Why was the clock tower covered in scaffolding?
At the beginning of March a large piece of masonry fell from the clock tower to the ground in front of the library doors. To ensure public safety, the area was cordoned off, while scaffolders and a stone mason were found and until the required work could be completed.
Works commenced at the start of April and local stone mason Mark Heaton applied mesh to areas where stonework protrudes around the Clock and nearby Main Hall window. This is a non-invasive solution to reduce the risk of falling stone. Some mesh was also installed on flat surfaces where there is larger unstable stone.
(L-R) Showing where the piece of masonry fell from/ Further overhanging stonework is covered for protection/ The Town Clerk inspecting the stonework on the south side.
The scaffolding was a large job, so to capitalise upon the access it gave, other jobs were carried out while it was in situ. Sealant was applied to crumbling stonework around the clock tower and stonework was repointed. Pigeon nesting is a long-term problem on the building, with out-of-reach gutters often being blocked, causing leaks and water damage inside the town hall.
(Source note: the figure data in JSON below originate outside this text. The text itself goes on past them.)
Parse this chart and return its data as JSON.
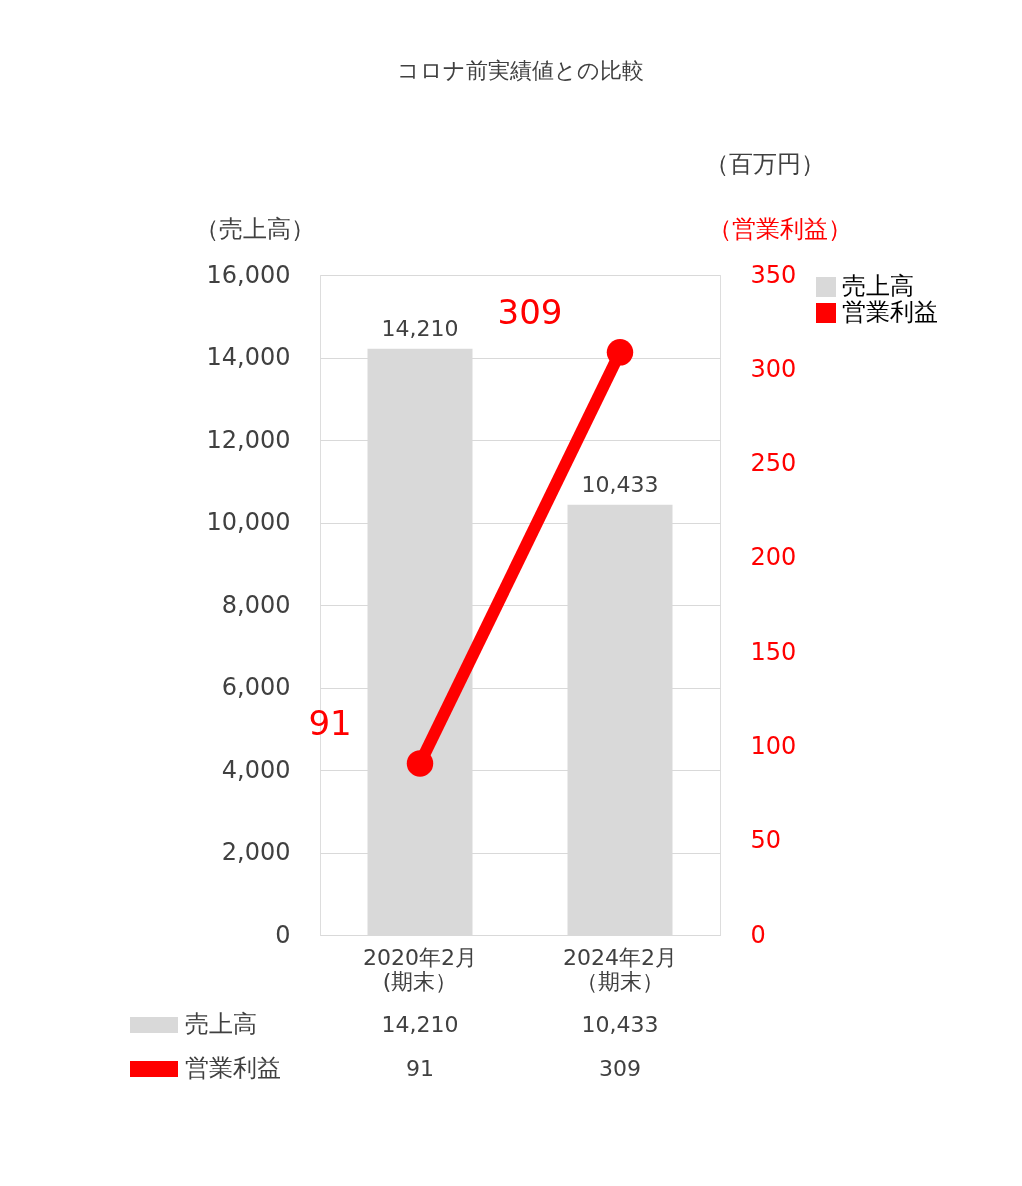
{
  "chart_data": {
    "type": "bar",
    "title": "コロナ前実績値との比較",
    "ylabel": "（売上高）",
    "y2label": "（営業利益）",
    "annotations": [
      "（百万円）"
    ],
    "categories": [
      "2020年2月(期末）",
      "2024年2月（期末）"
    ],
    "series": [
      {
        "name": "売上高",
        "color": "#d9d9d9",
        "values": [
          14210,
          10433
        ],
        "value_labels": [
          "14,210",
          "10,433"
        ]
      },
      {
        "name": "営業利益",
        "type": "line",
        "axis": "y2",
        "color": "#ff0000",
        "values": [
          91,
          309
        ],
        "value_labels": [
          "91",
          "309"
        ]
      }
    ],
    "ylim": [
      0,
      16000
    ],
    "yticks": [
      0,
      {
        "value": 2000,
        "label": "2,000"
      },
      {
        "value": 4000,
        "label": "4,000"
      },
      {
        "value": 6000,
        "label": "6,000"
      },
      {
        "value": 8000,
        "label": "8,000"
      },
      {
        "value": 10000,
        "label": "10,000"
      },
      {
        "value": 12000,
        "label": "12,000"
      },
      {
        "value": 14000,
        "label": "14,000"
      },
      {
        "value": 16000,
        "label": "16,000"
      }
    ],
    "y2lim": [
      0,
      350
    ],
    "y2ticks": [
      0,
      50,
      100,
      150,
      200,
      250,
      300,
      350
    ],
    "grid": "y",
    "legend": "right",
    "marker": "circle",
    "data_labels": true
  }
}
While the scaffolding was up nearby gutters and gulleys were cleared of debris, prior to nesting commencing and it is hoped this will deter nesting this year at least.
(L-R) Re-pointed stonework on the north face of the tower/ The clock face shown from the scaffolding/ The blank space on south face of the tower which is not visible from below
Finally while the scaffolding was in situ, our local horological expert Les Kirk, who has maintained the clock for 45 years, oiled the clock hands. All in all, an unexpected but welcome refurbishment of the clock tower which is so significant within our townscape.